Manjula Jayasinghe, co-founder and Group Chief Executive Officer of GTN, said that securing a regulatory licence and establishing a dedicated team in Hong Kong reflects the firm’s continued commitment to the Greater China region. According to Jayasinghe, the milestone enables GTN to facilitate customer order flow from Greater China into global markets while enhancing access to Greater China markets for clients across its network.
The Type 1 licence allows GTN to provide dedicated servicing for Greater China, supported by a local team in Hong Kong and a direct regulatory mandate.
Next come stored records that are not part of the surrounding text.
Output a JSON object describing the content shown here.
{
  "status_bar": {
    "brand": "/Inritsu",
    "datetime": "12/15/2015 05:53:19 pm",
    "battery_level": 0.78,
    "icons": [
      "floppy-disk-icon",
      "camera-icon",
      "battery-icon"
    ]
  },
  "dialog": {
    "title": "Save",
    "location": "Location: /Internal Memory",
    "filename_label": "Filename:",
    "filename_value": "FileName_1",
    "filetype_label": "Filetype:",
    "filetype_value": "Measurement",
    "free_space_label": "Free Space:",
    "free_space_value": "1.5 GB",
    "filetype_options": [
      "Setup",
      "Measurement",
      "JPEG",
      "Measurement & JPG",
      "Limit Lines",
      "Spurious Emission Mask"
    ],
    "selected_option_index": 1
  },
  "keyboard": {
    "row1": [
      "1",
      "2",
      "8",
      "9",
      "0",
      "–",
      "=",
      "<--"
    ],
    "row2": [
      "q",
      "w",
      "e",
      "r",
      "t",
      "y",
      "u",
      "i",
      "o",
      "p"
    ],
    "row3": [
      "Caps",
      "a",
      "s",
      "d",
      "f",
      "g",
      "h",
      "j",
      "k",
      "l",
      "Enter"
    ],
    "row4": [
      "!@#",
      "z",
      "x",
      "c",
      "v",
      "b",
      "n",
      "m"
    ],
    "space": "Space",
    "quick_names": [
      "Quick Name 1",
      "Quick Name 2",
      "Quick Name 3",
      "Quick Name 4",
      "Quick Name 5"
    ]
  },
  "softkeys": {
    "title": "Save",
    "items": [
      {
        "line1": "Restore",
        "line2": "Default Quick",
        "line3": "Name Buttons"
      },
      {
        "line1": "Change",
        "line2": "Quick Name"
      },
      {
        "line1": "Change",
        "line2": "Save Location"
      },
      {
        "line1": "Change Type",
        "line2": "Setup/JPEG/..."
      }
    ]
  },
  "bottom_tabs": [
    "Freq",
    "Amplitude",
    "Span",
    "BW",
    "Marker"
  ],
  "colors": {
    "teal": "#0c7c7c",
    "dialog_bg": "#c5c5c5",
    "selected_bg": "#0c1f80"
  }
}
This structure is aimed at better servicing Greater China domiciled institutions and strengthening connectivity between regional and international markets.
GTN highlighted that its Hong Kong capabilities include seamless access to Hong Kong securities and the Stock Connect programme, which facilitates China-Hong Kong cross-border flows. This is intended to act as a catalyst for two-way order flow between China and the rest of the world, supporting both inbound and outbound trading activity through the firm’s network.
Building on what the company describes as its 2025 expansion, GTN now offers regulated fractional trading for HKEX-listed stocks. This service is positioned to enable retail-facing applications to widen participation in high-value Asian equities. In addition, GTN offers partners a single integration point to more than 90 markets and 8 asset classes, which it says can significantly reduce time-to-market for institutions seeking multi-market access.
Through its new Hong Kong SFC Type 1 licence and related capabilities, GTN aims to support both global firms accessing Greater China and Greater China clients seeking international market connectivity.